Dogmatic assertions are made that the atmospheric concentration of CO2 in the late 19thcentury was 280 ppmv based on the estimates obtained from ice cores. But there is considerable uncertainty surrounding the absolute validity of the results obtained due to metamorphic changes in the structure of the ice with increasing age and depth, and of the consequences of stress relief and phase changes which occur when the ice core is extracted and relieved from "lithostatic" load.

Regrettably it has not yet proven possible to independently validate the correspondence of CO2 values from cores of ice over 125 years old with the undisputed results of measurements made of CO2 in air at the same time.

The consequence of the assumption that the air in bubbles is younger than the ice in which the bubbles are found, is widely accepted as a “proof” that the level of CO2 in the atmosphere has been increased by man’s activities.

Apr 4, 2016 at 6:31 PM | Unregistered CommenterSpectator

It looks to me as if Dr Best did see a clear dip in yearly-averaged temperatures curing the 17thc.

http://clivebest.com/blog/?p=7015

Apr 4, 2016 at 6:41 PM | Unregistered Commenterdiogenes

Martin A

The only warming of the Earth is by radiation arriving directly from the Sun. Let's not have any 'back radiation produces warming' nonsense.

Back radiation is just energy that failed to make it back out to space at its first (or second or umpteenth) attempt.

And the effect is a reduction in cooling rate. I'm quite happy with that.

If you are being pedantic today, how about this. "The greenhouse effect slows the rate of heat loss. Therefore daytime temperatures are slightly less cold than they would be without it."

Note that I explicitly phrased the effect on nighttime temperatures in terms of reduced cooling.

Would not that explanation depend on the assumption that all the warming since 1659 was due to the greenhouse effect?

That seems a reasonable hypothesis. If you look at the forcing budget, CO2 is by far the largest positive forcings. Second is CH4, then black carbon. The rest are small positive, neutral or negative.

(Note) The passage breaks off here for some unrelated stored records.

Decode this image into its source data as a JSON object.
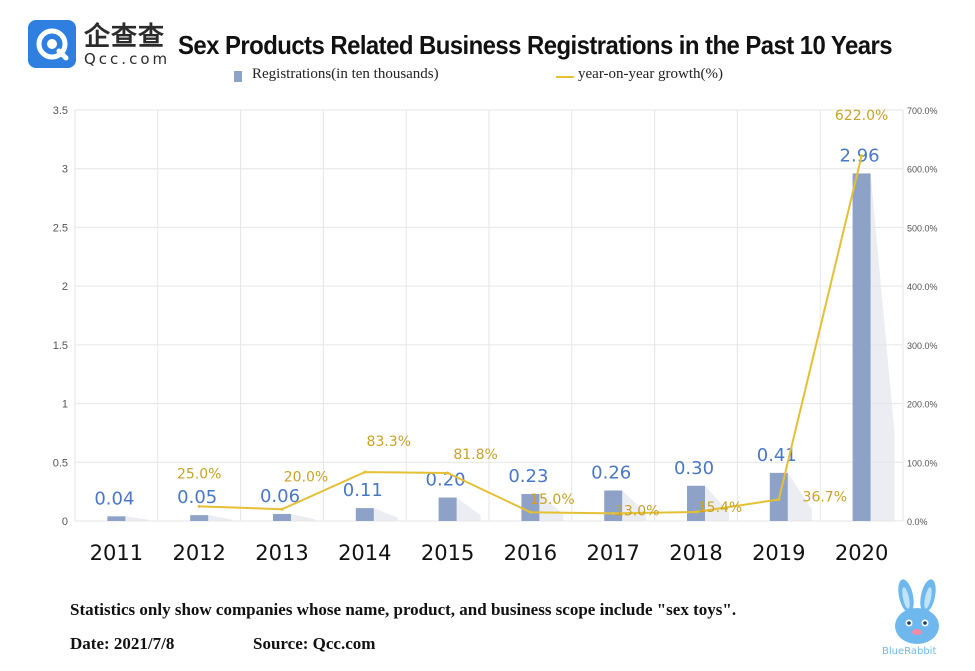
{
  "logo": {
    "cn": "企查查",
    "en": "Qcc.com"
  },
  "title": "Sex Products Related Business Registrations in the Past 10 Years",
  "legend": {
    "bar": "Registrations(in ten thousands)",
    "line": "year-on-year growth(%)"
  },
  "footnote": "Statistics only show companies whose name, product, and business scope include \"sex toys\".",
  "date": "Date: 2021/7/8",
  "source": "Source: Qcc.com",
  "mascot_text": "BlueRabbit",
  "colors": {
    "bar": "#8ea2c8",
    "bar_label": "#4a78c8",
    "line": "#e5c034",
    "line_label": "#c9a227",
    "grid": "#e6e6e6"
  },
  "chart_data": {
    "type": "bar",
    "categories": [
      "2011",
      "2012",
      "2013",
      "2014",
      "2015",
      "2016",
      "2017",
      "2018",
      "2019",
      "2020"
    ],
    "series": [
      {
        "name": "Registrations(in ten thousands)",
        "type": "bar",
        "axis": "left",
        "values": [
          0.04,
          0.05,
          0.06,
          0.11,
          0.2,
          0.23,
          0.26,
          0.3,
          0.41,
          2.96
        ],
        "labels": [
          "0.04",
          "0.05",
          "0.06",
          "0.11",
          "0.20",
          "0.23",
          "0.26",
          "0.30",
          "0.41",
          "2.96"
        ]
      },
      {
        "name": "year-on-year growth(%)",
        "type": "line",
        "axis": "right",
        "values": [
          null,
          25.0,
          20.0,
          83.3,
          81.8,
          15.0,
          13.0,
          15.4,
          36.7,
          622.0
        ],
        "labels": [
          null,
          "25.0%",
          "20.0%",
          "83.3%",
          "81.8%",
          "15.0%",
          "13.0%",
          "15.4%",
          "36.7%",
          "622.0%"
        ]
      }
    ],
    "y_left": {
      "ylim": [
        0,
        3.5
      ],
      "ticks": [
        "0",
        "0.5",
        "1",
        "1.5",
        "2",
        "2.5",
        "3",
        "3.5"
      ]
    },
    "y_right": {
      "ylim": [
        0,
        700
      ],
      "ticks": [
        "0.0%",
        "100.0%",
        "200.0%",
        "300.0%",
        "400.0%",
        "500.0%",
        "600.0%",
        "700.0%"
      ]
    },
    "grid": true,
    "legend_position": "top"
  }
}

If you have something else with a forcing powerful to replace CO2, now's the time to show your numbers.


The graph is interesting.The quadratic line hints at the pattern the LIA and the subsequent warming would produce. Golf Charlie will be pleased.

Did you read Phil Clarke's comment on the poor reliability of CET before 1770? Perhaps this is when you should start your next graph?

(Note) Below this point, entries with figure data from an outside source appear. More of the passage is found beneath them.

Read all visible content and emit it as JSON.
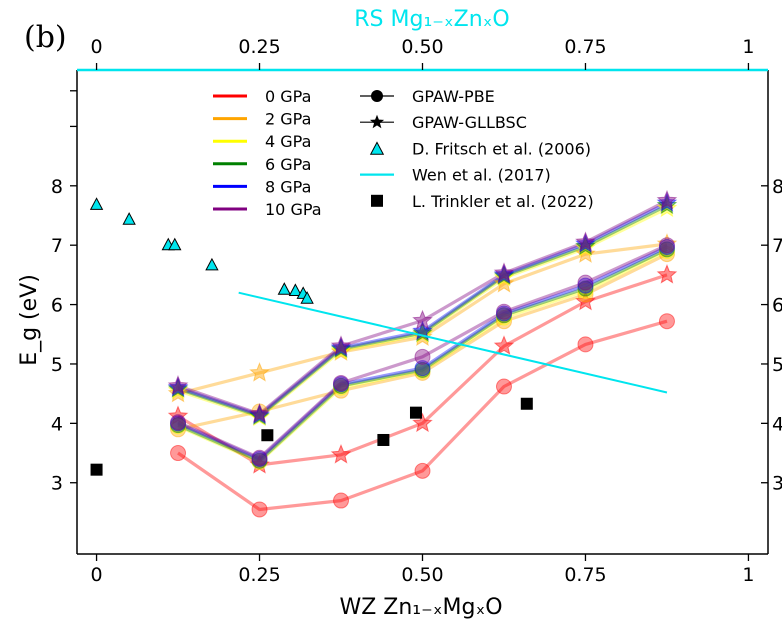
{
  "panel_label": "(b)",
  "chart_data": {
    "type": "line",
    "title": "",
    "xlabel": "WZ Zn₁₋ₓMgₓO",
    "x2label": "RS Mg₁₋ₓZnₓO",
    "ylabel": "E_g (eV)",
    "xlim": [
      -0.03,
      1.03
    ],
    "ylim": [
      1.8,
      9.95
    ],
    "x_ticks": [
      "0",
      "0.25",
      "0.50",
      "0.75",
      "1"
    ],
    "x2_ticks": [
      "0",
      "0.25",
      "0.50",
      "0.75",
      "1"
    ],
    "y_ticks": [
      "3",
      "4",
      "5",
      "6",
      "7",
      "8"
    ],
    "y_ticks_right": [
      "3",
      "4",
      "5",
      "6",
      "7",
      "8"
    ],
    "x_tick_values": [
      0,
      0.25,
      0.5,
      0.75,
      1
    ],
    "y_tick_values": [
      3,
      4,
      5,
      6,
      7,
      8
    ],
    "grid": false,
    "legend_position": "top-center",
    "pressure_legend": [
      {
        "label": "0 GPa",
        "color": "#ff0000"
      },
      {
        "label": "2 GPa",
        "color": "#ffa500"
      },
      {
        "label": "4 GPa",
        "color": "#ffff00"
      },
      {
        "label": "6 GPa",
        "color": "#008000"
      },
      {
        "label": "8 GPa",
        "color": "#0000ff"
      },
      {
        "label": "10 GPa",
        "color": "#800080"
      }
    ],
    "method_legend": [
      {
        "label": "GPAW-PBE",
        "marker": "circle"
      },
      {
        "label": "GPAW-GLLBSC",
        "marker": "star"
      },
      {
        "label": "D. Fritsch et al. (2006)",
        "marker": "triangle"
      },
      {
        "label": "Wen et al. (2017)",
        "marker": "line"
      },
      {
        "label": "L. Trinkler et al. (2022)",
        "marker": "square"
      }
    ],
    "series": [
      {
        "name": "0 GPa",
        "method": "GPAW-PBE",
        "color": "#ff0000",
        "x": [
          0.125,
          0.25,
          0.375,
          0.5,
          0.625,
          0.75,
          0.875
        ],
        "values": [
          3.5,
          2.55,
          2.7,
          3.2,
          4.62,
          5.33,
          5.72
        ]
      },
      {
        "name": "0 GPa",
        "method": "GPAW-GLLBSC",
        "color": "#ff0000",
        "x": [
          0.125,
          0.25,
          0.375,
          0.5,
          0.625,
          0.75,
          0.875
        ],
        "values": [
          4.12,
          3.3,
          3.47,
          4.0,
          5.3,
          6.05,
          6.5
        ]
      },
      {
        "name": "2 GPa",
        "method": "GPAW-PBE",
        "color": "#ffa500",
        "x": [
          0.125,
          0.25,
          0.375,
          0.5,
          0.625,
          0.75,
          0.875
        ],
        "values": [
          3.9,
          4.2,
          4.55,
          4.85,
          5.72,
          6.17,
          6.85
        ]
      },
      {
        "name": "2 GPa",
        "method": "GPAW-GLLBSC",
        "color": "#ffa500",
        "x": [
          0.125,
          0.25,
          0.375,
          0.5,
          0.625,
          0.75,
          0.875
        ],
        "values": [
          4.5,
          4.85,
          5.2,
          5.45,
          6.35,
          6.85,
          7.02
        ]
      },
      {
        "name": "4 GPa",
        "method": "GPAW-PBE",
        "color": "#ffff00",
        "x": [
          0.125,
          0.25,
          0.375,
          0.5,
          0.625,
          0.75,
          0.875
        ],
        "values": [
          3.95,
          3.35,
          4.6,
          4.88,
          5.78,
          6.23,
          6.9
        ]
      },
      {
        "name": "4 GPa",
        "method": "GPAW-GLLBSC",
        "color": "#ffff00",
        "x": [
          0.125,
          0.25,
          0.375,
          0.5,
          0.625,
          0.75,
          0.875
        ],
        "values": [
          4.55,
          4.1,
          5.22,
          5.5,
          6.45,
          6.95,
          7.62
        ]
      },
      {
        "name": "6 GPa",
        "method": "GPAW-PBE",
        "color": "#008000",
        "x": [
          0.125,
          0.25,
          0.375,
          0.5,
          0.625,
          0.75,
          0.875
        ],
        "values": [
          3.97,
          3.37,
          4.63,
          4.9,
          5.82,
          6.27,
          6.93
        ]
      },
      {
        "name": "6 GPa",
        "method": "GPAW-GLLBSC",
        "color": "#008000",
        "x": [
          0.125,
          0.25,
          0.375,
          0.5,
          0.625,
          0.75,
          0.875
        ],
        "values": [
          4.58,
          4.12,
          5.25,
          5.52,
          6.48,
          6.98,
          7.67
        ]
      },
      {
        "name": "8 GPa",
        "method": "GPAW-PBE",
        "color": "#0000ff",
        "x": [
          0.125,
          0.25,
          0.375,
          0.5,
          0.625,
          0.75,
          0.875
        ],
        "values": [
          4.0,
          3.4,
          4.66,
          4.93,
          5.85,
          6.32,
          6.97
        ]
      },
      {
        "name": "8 GPa",
        "method": "GPAW-GLLBSC",
        "color": "#0000ff",
        "x": [
          0.125,
          0.25,
          0.375,
          0.5,
          0.625,
          0.75,
          0.875
        ],
        "values": [
          4.6,
          4.14,
          5.27,
          5.55,
          6.5,
          7.02,
          7.71
        ]
      },
      {
        "name": "10 GPa",
        "method": "GPAW-PBE",
        "color": "#800080",
        "x": [
          0.125,
          0.25,
          0.375,
          0.5,
          0.625,
          0.75,
          0.875
        ],
        "values": [
          4.02,
          3.42,
          4.68,
          5.12,
          5.88,
          6.37,
          7.0
        ]
      },
      {
        "name": "10 GPa",
        "method": "GPAW-GLLBSC",
        "color": "#800080",
        "x": [
          0.125,
          0.25,
          0.375,
          0.5,
          0.625,
          0.75,
          0.875
        ],
        "values": [
          4.63,
          4.16,
          5.3,
          5.73,
          6.53,
          7.05,
          7.75
        ]
      }
    ],
    "reference_fritsch": {
      "name": "D. Fritsch et al. (2006)",
      "color": "#00e5ee",
      "x": [
        0.0,
        0.05,
        0.11,
        0.12,
        0.177,
        0.288,
        0.305,
        0.317,
        0.323
      ],
      "values": [
        7.68,
        7.43,
        7.0,
        7.0,
        6.66,
        6.25,
        6.23,
        6.18,
        6.1
      ]
    },
    "reference_wen": {
      "name": "Wen et al. (2017)",
      "color": "#00e5ee",
      "x": [
        0.218,
        0.875
      ],
      "values": [
        6.2,
        4.52
      ]
    },
    "reference_trinkler": {
      "name": "L. Trinkler et al. (2022)",
      "color": "#000000",
      "x": [
        0.0,
        0.262,
        0.44,
        0.49,
        0.66
      ],
      "values": [
        3.22,
        3.8,
        3.72,
        4.18,
        4.33
      ]
    }
  }
}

Apr 4, 2016 at 6:46 PM | Unregistered CommenterEntropic man

E&E is a comedy journal
In the opinion of those who don't like what it prints, ie: it doesn't insist that only those who have drunk the Kool-Aid are entitled to have their research put into the public domain.
If the "scientists" and their eco-activist goons hadn't turned the whole climate charade into a pseudo-religion and refused proper scientific debate in the first place instead of conspiring to shut down every dissenting voice (oh, yes, they did!) the debate would not be as polarised as it is and there is every chance that our knowledge would have progressed a lot further and a lot faster.
And if it turned out that those same eco-goons would have been deprived of their chance to change the world that would have been a bonus!